Oleh: Fortunatus Hamsah Manah
Anggota Bawaslu Kabupaten Manggarai Provinsi NTT
Mahasiswa Pascasarjana Fakultas Hukum Undana
Akar korupsi adalah politik uang. Sayangnya, korupsi dan politik uang seringkali dipandang sebagai persoalan moralitas dan hukum semata. Benar bahwa koruptor itu pencuri dan karena itu secara moral itu sangat buruk dan melanggar hukum. Benar bahwa politik uang itu suatu kejahatan dalam pemilu dan melanggar hukum. Tentu saja secara moral itu buruk.
Namun analisis secara ekonomi, sosial dan politik mengantar kita untuk menganalisis bahwa korupsi dan politik uang bukan sekedar persoalan hukum dan moral tetapi lebih kepada persoalan sistemik.
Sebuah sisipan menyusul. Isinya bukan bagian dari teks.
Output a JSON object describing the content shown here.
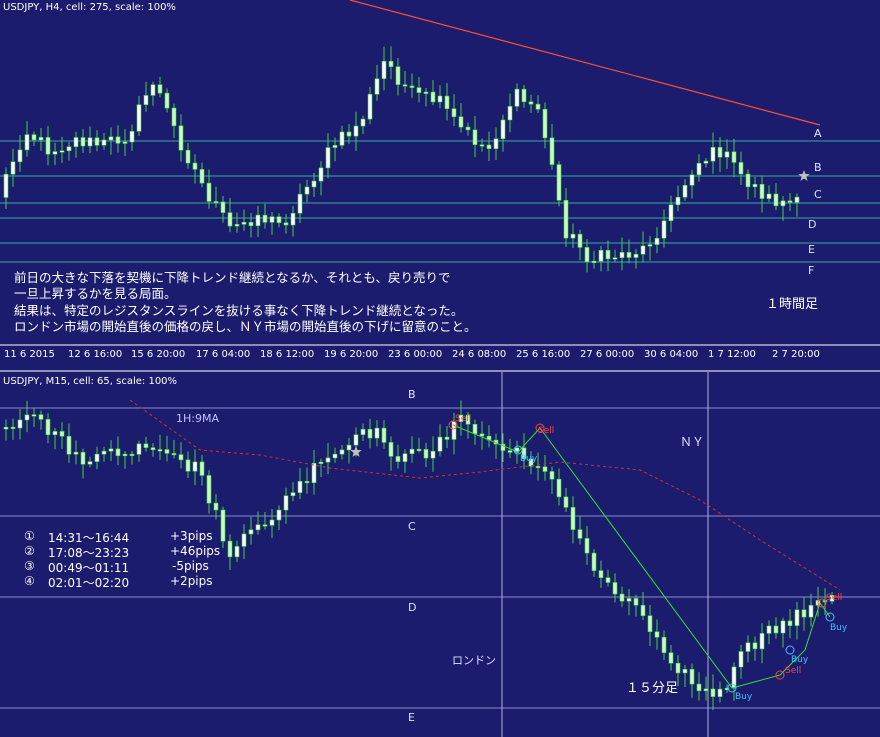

Bagaimana strategi mencegah praktik korupsi dalam konteks Pemilu? Hal itulah yang dibedah dalam tulisan ini.
Cyper Jehan Paju Dale (2013) dalam bukunya “Kuasa Pembangunan dan Pemiskinan Sistemik” mengatakan korupsi bertumbuh subur dalam sistem kapitalistik, ketika akumulasi capital menjadi tujuan dan persaingan bebas menjadi mekanisme utamanya. Menurut hemat saya korupsi juga dilanggengkan oleh praktek politik uang dalam pemilu. Korupsi mengakar dalam praktik politik uang.
Korupsi sebagai bagian dari permasalahan kejahatan, telah menjadi suatu dagangan politik. Ketika berlangsungnya kampanye, peserta pemilu dan pilkada menjadikan korupsi sebagai sebuah tema dagangan kampanye yang seksi.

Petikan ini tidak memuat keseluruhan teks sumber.